Título: INCERTEZA NO COMBATE À COCAÍNA
Autor: Janaina Figueiredo
Fonte: O Globo, 24/01/2006, O Mundo, p. 28

Programa de erradicação está parado à espera de decisão do governo

ETERAZAMA, Bolívia. Num campo lamacento na região do Chapare, cerca de 150 soldados e policiais bolivianos que trabalham na destruição de plantações ilegais de coca pouco fizeram nas últimas semanas, a não ser matar tempo.

¿ Estamos sem fazer nada esses dias. Esperamos para saber o que acontecerá agora ¿ diz um soldado.

Essa é a pergunta de US$100 milhões na Bolívia: o que será do programa financiado pelos EUA para erradicar coca (planta usada para fabricar cocaína) agora que Evo Morales se tornou presidente?

Morales disse em campanha que poderia retirar o apoio da Bolívia ao programa de erradicação ¿ um dos pilares da estratégia antidrogas dos EUA. Deu sinais de que pode tentar descriminalizar o cultivo da coca ¿ legalmente mastigada como estimulante e usada na medicina tradicional ¿ e criticou os programas dos EUA, tachando-os de pretextos para consolidar a presença militar americana. Mas reduziu o tom desde a eleição, sugerindo que o governo pode manter os limites para o cultivo. Ele sempre lembra que é comprometido com o combate à cocaína, mas não às custas dos plantadores ¿ que querem viver do plantio da folha para uso legal.

A ambigüidade deixa a porta aberta para a cooperação contínua com autoridades antidroga dos EUA, ao mesmo tempo em que fomenta um otimismo sem precedentes entre os partidários de Morales, que gostariam de criar uma indústria internacional de coca legalizada. Estes cocaleiros vislumbram um país onde seu plantio, em vez de associado ao crime, seja um ingrediente-chave de produtos para exportação, de bebidas a xampu.

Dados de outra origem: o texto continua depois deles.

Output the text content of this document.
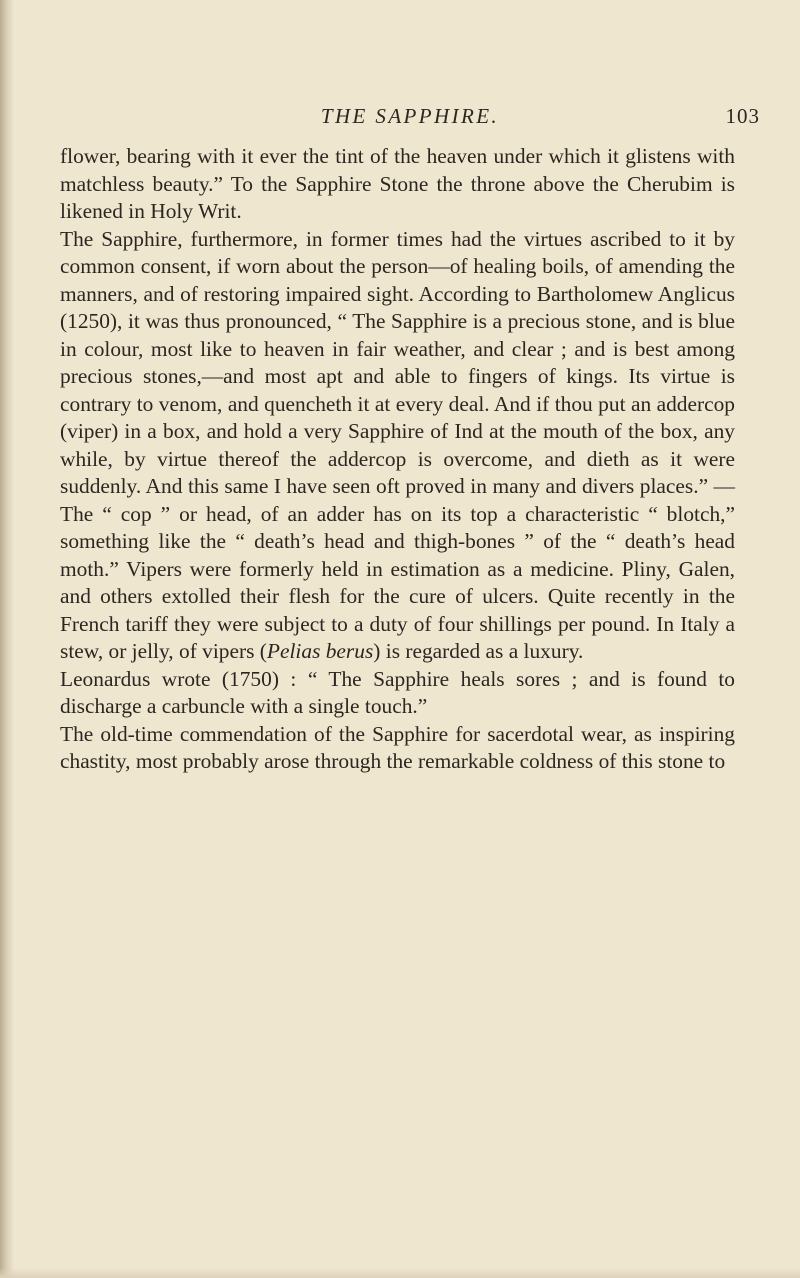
THE SAPPHIRE.	103

flower, bearing with it ever the tint of the heaven under which it glistens with matchless beauty.” To the Sapphire Stone the throne above the Cherubim is likened in Holy Writ.

The Sapphire, furthermore, in former times had the virtues ascribed to it by common consent, if worn about the person—of healing boils, of amending the manners, and of restoring impaired sight. According to Bartholomew Anglicus (1250), it was thus pronounced, “ The Sapphire is a precious stone, and is blue in colour, most like to heaven in fair weather, and clear ; and is best among precious stones,—and most apt and able to fingers of kings. Its virtue is contrary to venom, and quencheth it at every deal. And if thou put an addercop (viper) in a box, and hold a very Sapphire of Ind at the mouth of the box, any while, by virtue thereof the addercop is overcome, and dieth as it were suddenly. And this same I have seen oft proved in many and divers places.” —The “ cop ” or head, of an adder has on its top a characteristic “ blotch,” something like the “ death’s head and thigh-bones ” of the “ death’s head moth.” Vipers were formerly held in estimation as a medicine. Pliny, Galen, and others extolled their flesh for the cure of ulcers. Quite recently in the French tariff they were subject to a duty of four shillings per pound. In Italy a stew, or jelly, of vipers (Pelias berus) is regarded as a luxury.

Leonardus wrote (1750) : “ The Sapphire heals sores ; and is found to discharge a carbuncle with a single touch.”

The old-time commendation of the Sapphire for sacerdotal wear, as inspiring chastity, most probably arose through the remarkable coldness of this stone to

¿ Muita gente mudou completamente sua atitude após a eleição, porque finalmente estamos no poder. É nosso país agora ¿ diz Apolonia Sanchez, de 42 anos, uma cocaleira que mantém sua plantação a poucos quilômetros do campo de erradicação.

Chapare é uma das duas regiões produtoras de coca da Bolívia. Sob um acordo com o governo, plantadores e Yungas podem cultivar 12 mil hectares. Entretanto, o governo dos EUA estima que outros 12 mil hectares tenham sido cultivados ilegalmente em Chapare e em Yungas em 2004.

O Exército e a polícia bolivianos afirmam que em 2005 erradicaram oito mil hectares de campos de coca, destruíram 3.800 laboratórios de refino, confiscaram 50 toneladas de pasta de cocaína e prenderam mais de quatro mil traficantes. Funcionários do governo dos EUA não participam diretamente das operações, mas Washington paga tudo.

Partidários do programa dizem que o dinheiro foi eficaz. Com Morales no poder, entretanto, os defensores do plantio de coca prevêem um boom na produção. Antes que isso aconteça, um estudo custeado pela União Européia quer medir o tamanho do mercado para o consumo legal da coca. Alvaro García Linera, vice-presidente da Bolívia, disse recentemente que o estudo será crucial para determinar o futuro da indústria da coca e do programa de erradicação.